I see the malaysian judiciary has taken the same tact of thugs throughout history, ruling by fear and ‘respect’ at gun-point. If they can’t take some random schmucks on the internet saying mean things about them without trying to crack down on free speech then I’d say they’re doing more damage to their own reputation than anyone else ever could.

On a more general note as the article rightly points out this is why intermediary protections are so vital. Leave platforms liable for what users post, or even worse let the government decide what speech is and is not allowed and you create massive chilling effects on speech, as sites are forced to limit what they allow or block user content entirely lest they run afoul of government ‘standards’.

Those attacking 230, whether because they want sites to moderate less or moderate more are not doing it for ‘free speech’ they’re doing it because they don’t like how the platforms are exercising their free speech rights and want to force them to ‘do it right’, either by protecting assholes from consequences for their words and actions or giving the boot to anyone who even might step over the line.

ECA (profile) says:

lets just say

They are enforcing the laws already on the books. Just reinforcing them to the internet.

I still have this thought about Who is requesting, in the USA, changes to the law. As with all the regular laws we have, that generally Cover most things anyway. Why Think changing 230 Would help them do much of anything, Except take a No Salery site to court to gain nothing. All 230 does is reinforce Our main laws, so there are no questions about it.

This comment has been deemed insightful by the community.
Samuel Abram (profile) says:

Re: What about Newspapers/Magazines?

You can’t really "comment" on a Newspaper or Magazine in real time. You can write a letter, but that takes far longer and comments get posted immediately rather than letters to the editor which are posted at the print publisher’s discretion.

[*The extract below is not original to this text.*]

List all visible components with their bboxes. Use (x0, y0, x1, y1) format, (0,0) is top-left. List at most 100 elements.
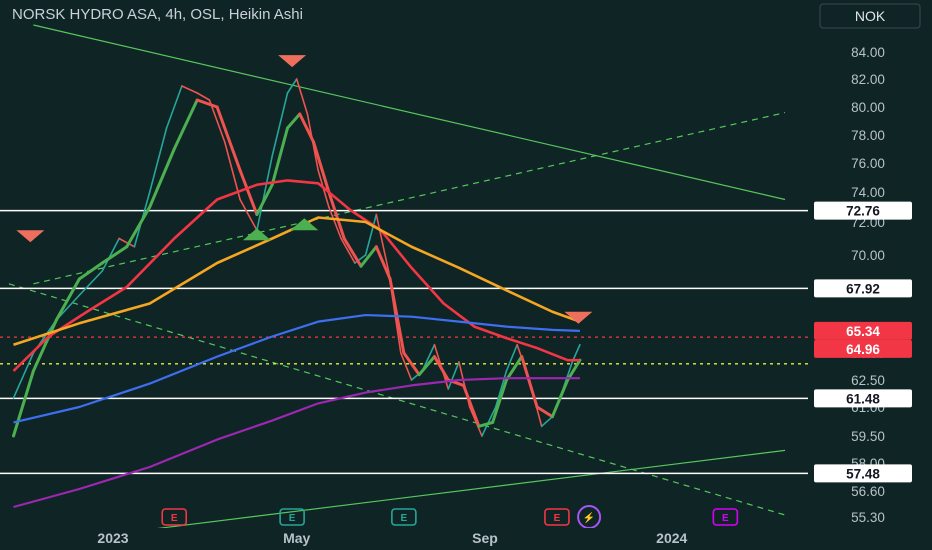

That’s why people who want to destroy §230 because print media doesn’t have a similar law are either idiots or disingenuous.

This comment has been deemed insightful by the community.
That One Guy (profile) says:

Re: What about Newspapers/Magazines?

230 doesn’t for their printed stuff but it does for any online platforms they might have that allows user comments however the same idea applies to both, that being ‘you’re responsible for what you say/do, not what someone else says/does’.

In the same way that you can’t sue a newspaper because someone bought a copy and scribbled illegal comments on it you don’t get to sue an online platform because someone used it to post illegal content that the platform had nothing to do with beyond providing the ability to post. Where you can sue a newspaper is for what they themselves printed, because that was them choosing to create the content in question, and likewise if a site chooses to post something that might violate a law 230 doesn’t protect them either.

This comment has been deemed insightful by the community.
PaulT (profile) says:

Re: What about Newspapers/Magazines?

"Why isn’t the same protections that newspapers and magazines have adequate?"

Newspapers and magazine have an editor who approves each article that’s printed, with magazines often weeks in advance, and the articles are written by employees of the publisher or by contractors hired to do the work.

Internet platforms have no prior knowledge of anything that users post before they’re posted, nor any necessary prior arrangement with those users, and cannot possibly know what will be written until after it’s posted.

It’s a completely different thing.

"IANAL but I don’t think Sec 230 applies to them?"

Section 230 applies to anything users post on their website, be that comments or other interactions.

Anonymous Coward says:

In Indonesia there is a law (Electronic Information dan Transaction Law) thay you can report to the police because someone hurt your feeling on the internet.
Basically its okay if you said directly FU mr. President to the person in live but if you write it on the internet, somebody could report you and the police could arrest you.
Everybody is using this law. Politician to stop their ckmpetitor, quarreling celebrity even normal people is using this law.